Older kids (5 to 8 year olds) who are familiar with nursery rhymes will enjoy “Mother Ghost” by Rachel Kolar, illustrated by Roland Garrigue.
It’s a clever take-off on classic nursery rhymes, complete with accompanying spooky illustrations. Read it, and neither of you will ever see “Little Miss Muffet” the same way again.
For school ghouls, grab “Disney Villains: The Evilest of Them All,” a book full of “interviews” with The Evil Queen, Ursula, Captain Hook and others.
Here, your child can learn more about the nastiest, most despicable and meanest that the Magic Kingdom has to offer. This book has tons of illustrations, of course, as well as interactive windows to open in somewhat of a comic book format.

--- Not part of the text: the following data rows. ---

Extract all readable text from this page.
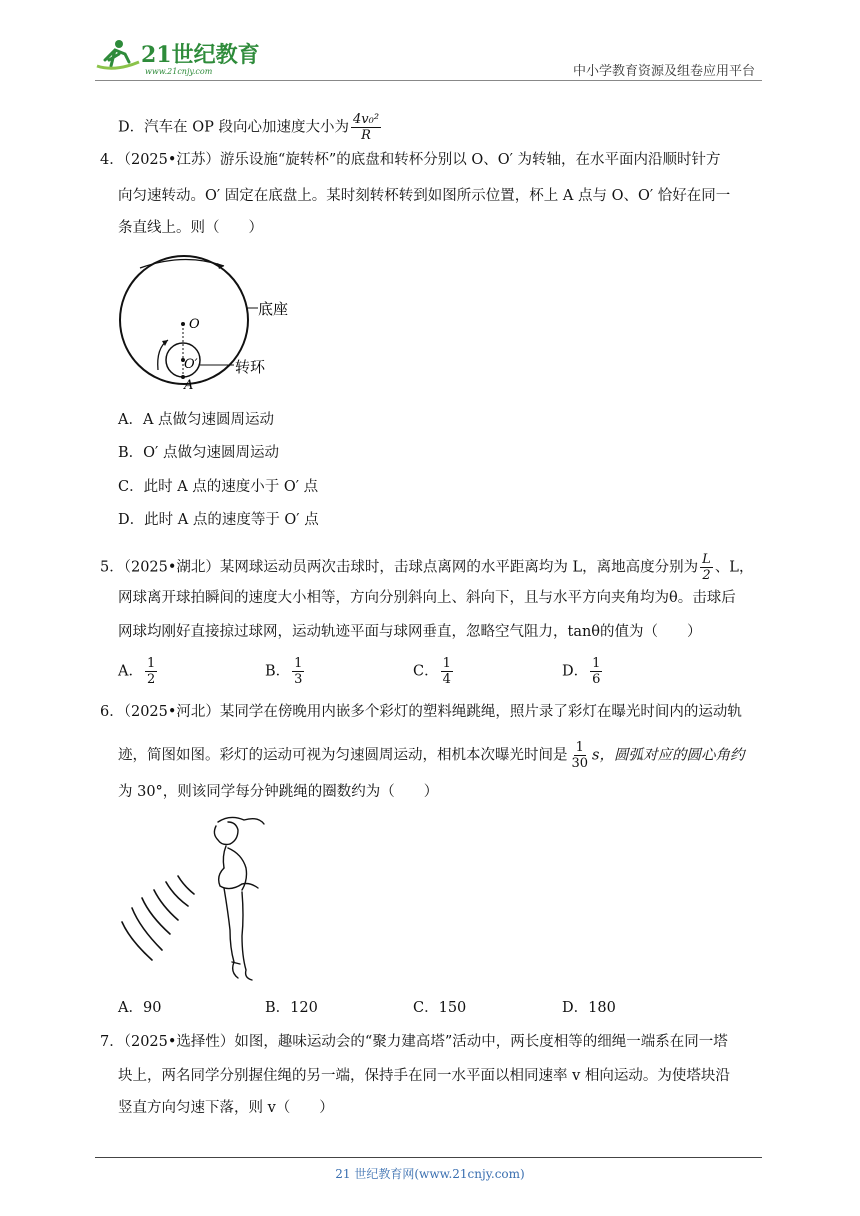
21世纪教育
www.21cnjy.com	中小学教育资源及组卷应用平台
D．汽车在 OP 段向心加速度大小为 $\frac{\text{4v₀²}}{R}$
4．（2025•江苏）游乐设施“旋转杯”的底盘和转杯分别以 O、O′ 为转轴，在水平面内沿顺时针方
向匀速转动。O′ 固定在底盘上。某时刻转杯转到如图所示位置，杯上 A 点与 O、O′ 恰好在同一
条直线上。则（　　）
O
O′
A
底座
转环
A．A 点做匀速圆周运动
B．O′ 点做匀速圆周运动
C．此时 A 点的速度小于 O′ 点
D．此时 A 点的速度等于 O′ 点
5．（2025•湖北）某网球运动员两次击球时，击球点离网的水平距离均为 L，离地高度分别为 $\frac{L}{2}$ 、L，
网球离开球拍瞬间的速度大小相等，方向分别斜向上、斜向下，且与水平方向夹角均为θ。击球后
网球均刚好直接掠过球网，运动轨迹平面与球网垂直，忽略空气阻力，tanθ的值为（　　）
A． $\frac{1}{2}$	B． $\frac{1}{3}$	C． $\frac{1}{4}$	D． $\frac{1}{6}$
6．（2025•河北）某同学在傍晚用内嵌多个彩灯的塑料绳跳绳，照片录了彩灯在曝光时间内的运动轨
迹，简图如图。彩灯的运动可视为匀速圆周运动，相机本次曝光时间是 $\frac{1}{30}$ s，圆弧对应的圆心角约
为 30°，则该同学每分钟跳绳的圈数约为（　　）
A．90	B．120	C．150	D．180
7．（2025•选择性）如图，趣味运动会的“聚力建高塔”活动中，两长度相等的细绳一端系在同一塔
块上，两名同学分别握住绳的另一端，保持手在同一水平面以相同速率 v 相向运动。为使塔块沿
竖直方向匀速下落，则 v（　　）
21 世纪教育网(www.21cnjy.com)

It’s perfect for kids ages 8 to 12.
Readers ages 13 to adult are a whole lot braver, so they’ll want to have “Haunted: Malevolent Ghosts, Night Terrors, and Threatening Phantoms” by Brad Steiger with Sherry Hansen Steiger next to their bedside. Or maybe not — this book isn’t for the faint of heart or anyone who wants to sleep.

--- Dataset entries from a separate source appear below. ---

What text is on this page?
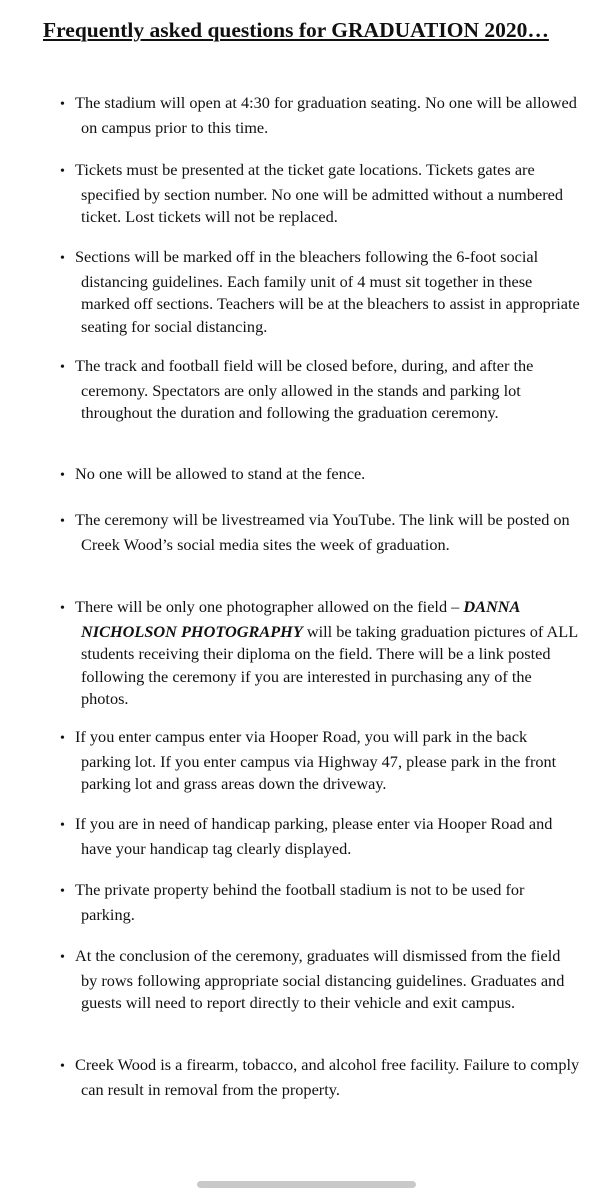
Frequently asked questions for GRADUATION 2020…

• The stadium will open at 4:30 for graduation seating. No one will be allowed on campus prior to this time.

• Tickets must be presented at the ticket gate locations. Tickets gates are specified by section number. No one will be admitted without a numbered ticket. Lost tickets will not be replaced.

• Sections will be marked off in the bleachers following the 6-foot social distancing guidelines. Each family unit of 4 must sit together in these marked off sections. Teachers will be at the bleachers to assist in appropriate seating for social distancing.

• The track and football field will be closed before, during, and after the ceremony. Spectators are only allowed in the stands and parking lot throughout the duration and following the graduation ceremony.

• No one will be allowed to stand at the fence.

• The ceremony will be livestreamed via YouTube. The link will be posted on Creek Wood’s social media sites the week of graduation.

• There will be only one photographer allowed on the field – DANNA NICHOLSON PHOTOGRAPHY will be taking graduation pictures of ALL students receiving their diploma on the field. There will be a link posted following the ceremony if you are interested in purchasing any of the photos.

• If you enter campus enter via Hooper Road, you will park in the back parking lot. If you enter campus via Highway 47, please park in the front parking lot and grass areas down the driveway.

• If you are in need of handicap parking, please enter via Hooper Road and have your handicap tag clearly displayed.

• The private property behind the football stadium is not to be used for parking.

• At the conclusion of the ceremony, graduates will dismissed from the field by rows following appropriate social distancing guidelines. Graduates and guests will need to report directly to their vehicle and exit campus.

• Creek Wood is a firearm, tobacco, and alcohol free facility. Failure to comply can result in removal from the property.
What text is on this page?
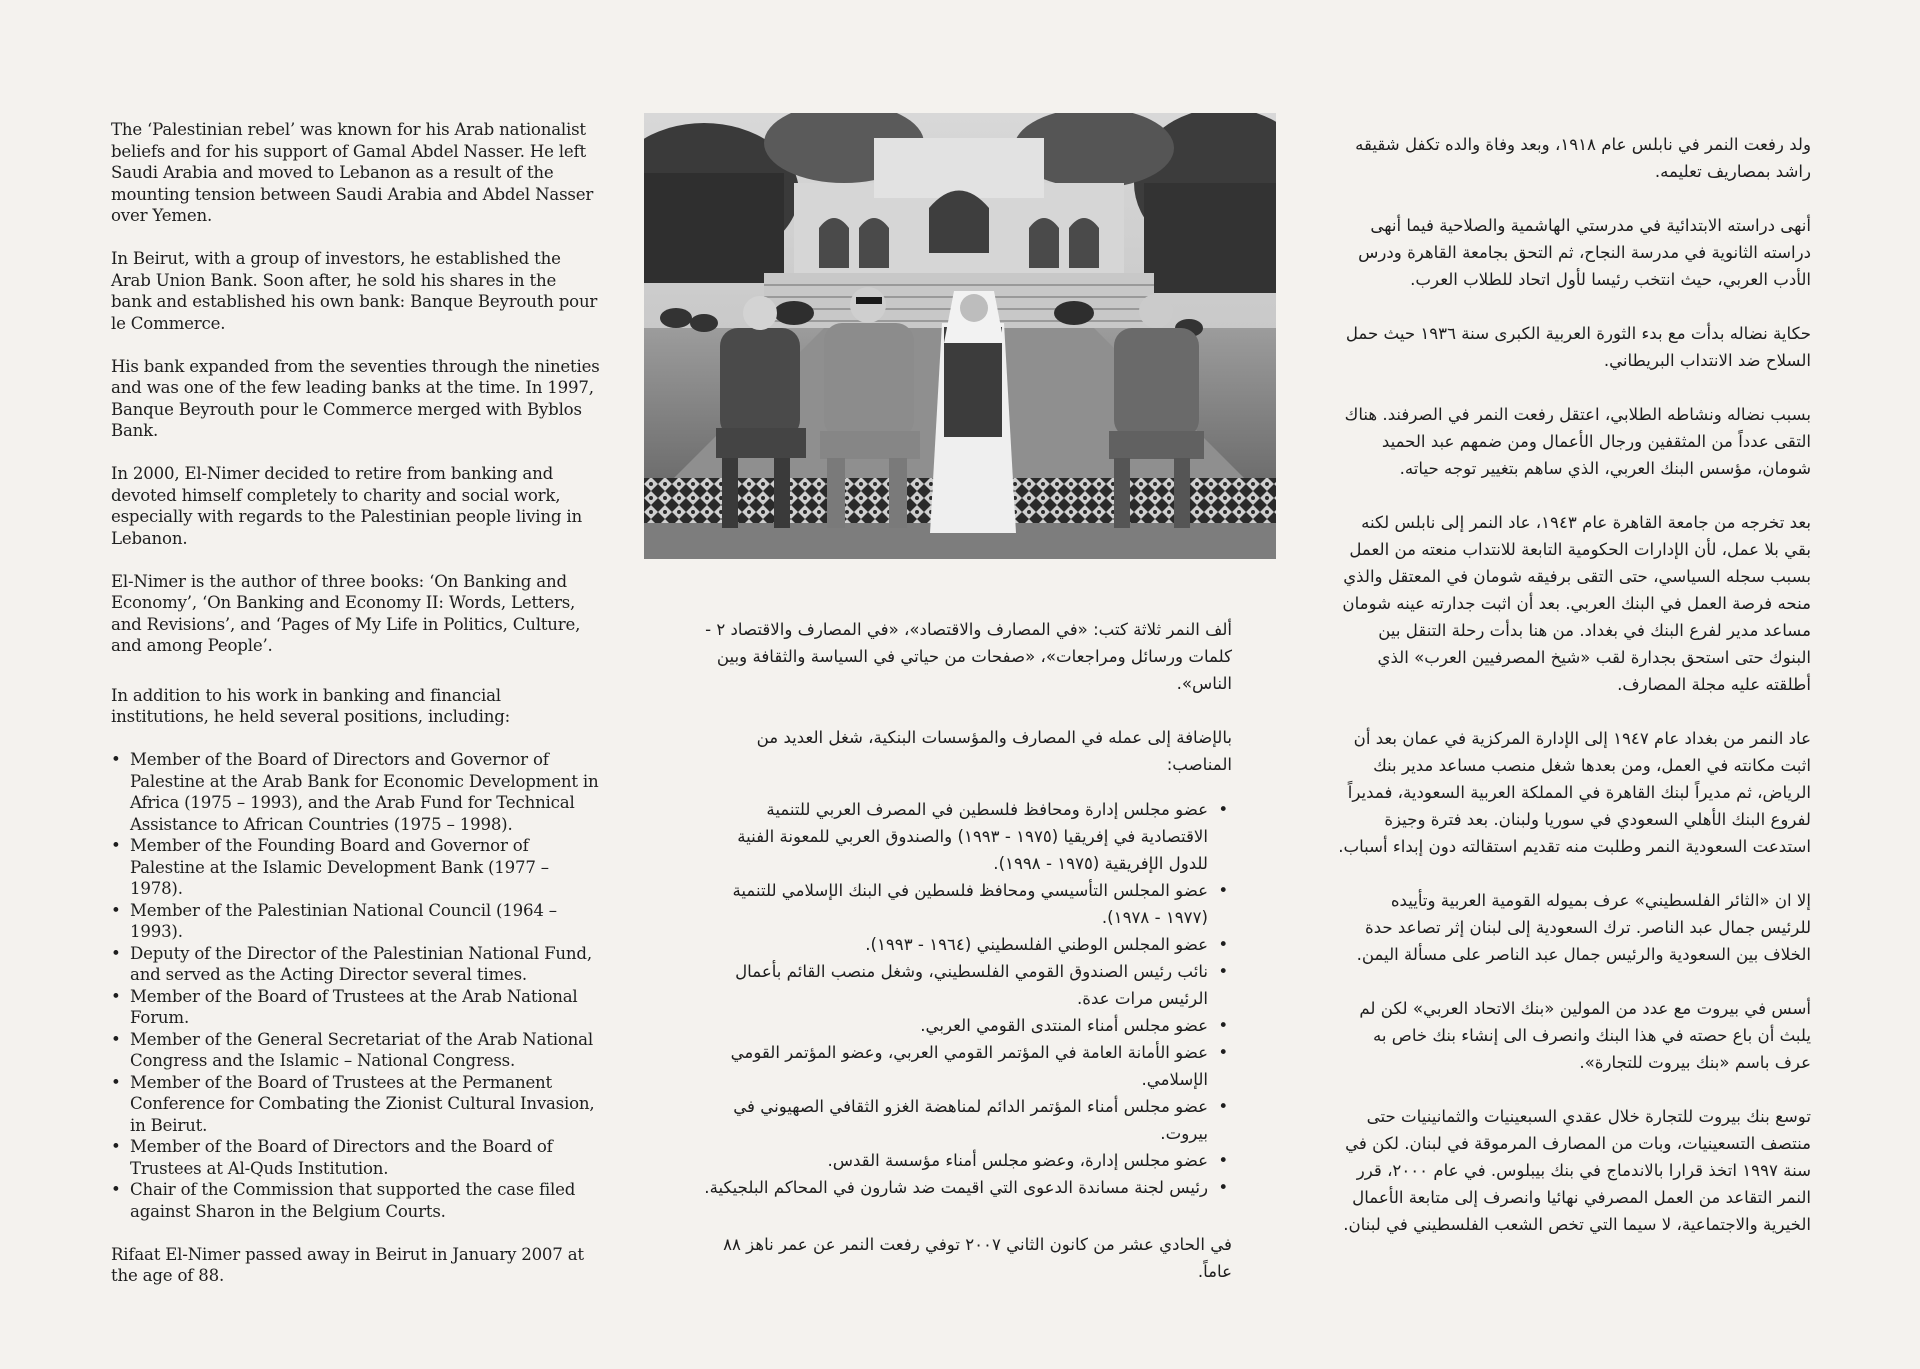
The ‘Palestinian rebel’ was known for his Arab nationalist beliefs and for his support of Gamal Abdel Nasser. He left Saudi Arabia and moved to Lebanon as a result of the mounting tension between Saudi Arabia and Abdel Nasser over Yemen.

In Beirut, with a group of investors, he established the Arab Union Bank. Soon after, he sold his shares in the bank and established his own bank: Banque Beyrouth pour le Commerce.

His bank expanded from the seventies through the nineties and was one of the few leading banks at the time. In 1997, Banque Beyrouth pour le Commerce merged with Byblos Bank.

In 2000, El-Nimer decided to retire from banking and devoted himself completely to charity and social work, especially with regards to the Palestinian people living in Lebanon.

El-Nimer is the author of three books: ‘On Banking and Economy’, ‘On Banking and Economy II: Words, Letters, and Revisions’, and ‘Pages of My Life in Politics, Culture, and among People’.

In addition to his work in banking and financial institutions, he held several positions, including:

• Member of the Board of Directors and Governor of Palestine at the Arab Bank for Economic Development in Africa (1975 – 1993), and the Arab Fund for Technical Assistance to African Countries (1975 – 1998).
• Member of the Founding Board and Governor of Palestine at the Islamic Development Bank (1977 – 1978).
• Member of the Palestinian National Council (1964 – 1993).
• Deputy of the Director of the Palestinian National Fund, and served as the Acting Director several times.
• Member of the Board of Trustees at the Arab National Forum.
• Member of the General Secretariat of the Arab National Congress and the Islamic – National Congress.
• Member of the Board of Trustees at the Permanent Conference for Combating the Zionist Cultural Invasion, in Beirut.
• Member of the Board of Directors and the Board of Trustees at Al-Quds Institution.
• Chair of the Commission that supported the case filed against Sharon in the Belgium Courts.

Rifaat El-Nimer passed away in Beirut in January 2007 at the age of 88.

ألف النمر ثلاثة كتب: «في المصارف والاقتصاد»، «في المصارف والاقتصاد ٢ - كلمات ورسائل ومراجعات»، «صفحات من حياتي في السياسة والثقافة وبين الناس».

بالإضافة إلى عمله في المصارف والمؤسسات البنكية، شغل العديد من المناصب:

• عضو مجلس إدارة ومحافظ فلسطين في المصرف العربي للتنمية الاقتصادية في إفريقيا (١٩٧٥ - ١٩٩٣) والصندوق العربي للمعونة الفنية للدول الإفريقية (١٩٧٥ - ١٩٩٨).
• عضو المجلس التأسيسي ومحافظ فلسطين في البنك الإسلامي للتنمية (١٩٧٧ - ١٩٧٨).
• عضو المجلس الوطني الفلسطيني (١٩٦٤ - ١٩٩٣).
• نائب رئيس الصندوق القومي الفلسطيني، وشغل منصب القائم بأعمال الرئيس مرات عدة.
• عضو مجلس أمناء المنتدى القومي العربي.
• عضو الأمانة العامة في المؤتمر القومي العربي، وعضو المؤتمر القومي الإسلامي.
• عضو مجلس أمناء المؤتمر الدائم لمناهضة الغزو الثقافي الصهيوني في بيروت.
• عضو مجلس إدارة، وعضو مجلس أمناء مؤسسة القدس.
• رئيس لجنة مساندة الدعوى التي اقيمت ضد شارون في المحاكم البلجيكية.

في الحادي عشر من كانون الثاني ٢٠٠٧ توفي رفعت النمر عن عمر ناهز ٨٨ عاماً.

ولد رفعت النمر في نابلس عام ١٩١٨، وبعد وفاة والده تكفل شقيقه راشد بمصاريف تعليمه.

أنهى دراسته الابتدائية في مدرستي الهاشمية والصلاحية فيما أنهى دراسته الثانوية في مدرسة النجاح، ثم التحق بجامعة القاهرة ودرس الأدب العربي، حيث انتخب رئيسا لأول اتحاد للطلاب العرب.

حكاية نضاله بدأت مع بدء الثورة العربية الكبرى سنة ١٩٣٦ حيث حمل السلاح ضد الانتداب البريطاني.

بسبب نضاله ونشاطه الطلابي، اعتقل رفعت النمر في الصرفند. هناك التقى عدداً من المثقفين ورجال الأعمال ومن ضمهم عبد الحميد شومان، مؤسس البنك العربي، الذي ساهم بتغيير توجه حياته.

بعد تخرجه من جامعة القاهرة عام ١٩٤٣، عاد النمر إلى نابلس لكنه بقي بلا عمل، لأن الإدارات الحكومية التابعة للانتداب منعته من العمل بسبب سجله السياسي، حتى التقى برفيقه شومان في المعتقل والذي منحه فرصة العمل في البنك العربي. بعد أن اثبت جدارته عينه شومان مساعد مدير لفرع البنك في بغداد. من هنا بدأت رحلة التنقل بين البنوك حتى استحق بجدارة لقب «شيخ المصرفيين العرب» الذي أطلقته عليه مجلة المصارف.

عاد النمر من بغداد عام ١٩٤٧ إلى الإدارة المركزية في عمان بعد أن اثبت مكانته في العمل، ومن بعدها شغل منصب مساعد مدير بنك الرياض، ثم مديراً لبنك القاهرة في المملكة العربية السعودية، فمديراً لفروع البنك الأهلي السعودي في سوريا ولبنان. بعد فترة وجيزة استدعت السعودية النمر وطلبت منه تقديم استقالته دون إبداء أسباب.

إلا ان «الثائر الفلسطيني» عرف بميوله القومية العربية وتأييده للرئيس جمال عبد الناصر. ترك السعودية إلى لبنان إثر تصاعد حدة الخلاف بين السعودية والرئيس جمال عبد الناصر على مسألة اليمن.

أسس في بيروت مع عدد من المولين «بنك الاتحاد العربي» لكن لم يلبث أن باع حصته في هذا البنك وانصرف الى إنشاء بنك خاص به عرف باسم «بنك بيروت للتجارة».

توسع بنك بيروت للتجارة خلال عقدي السبعينيات والثمانينيات حتى منتصف التسعينيات، وبات من المصارف المرموقة في لبنان. لكن في سنة ١٩٩٧ اتخذ قرارا بالاندماج في بنك بيبلوس. في عام ٢٠٠٠، قرر النمر التقاعد من العمل المصرفي نهائيا وانصرف إلى متابعة الأعمال الخيرية والاجتماعية، لا سيما التي تخص الشعب الفلسطيني في لبنان.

Here, you’ll find chapter after chapter of creepy things: psychic pets that keep their owners safe from spectres; poltergeists and how the age of their victims figures into their presence; buildings and homes that host ghosts the most; angels and demons; near-death experiences and how spirits really do want to talk to us; seers and psychics; and why you shouldn’t want to mess with any of the above. It’s an easy-to-read book, broken up in small bites so you can read for a few short minutes or until you’re good and scared, or you can easily browse it to find what terrifies you most. Word to the wise: this book is one of Brad Steiger’s last; he died earlier this year, so get this book now.
And finally, if you want Halloween to keep you in stitches, look for “Zombie Cross-Stitch” by Kristy Kizzee and Erika Kern. It’s a book with all kinds of crafty charts including a zombified Michael Jackson, zombie heads, Miss Zombie, baby zombie and more: colored thread, needles, an embroidery hoop, Aida cloth, and instructions to make a couple of lovely zombie portrait for your living dead-ing room wall.
So make yours a happy Halloween with books that’ll make you howl.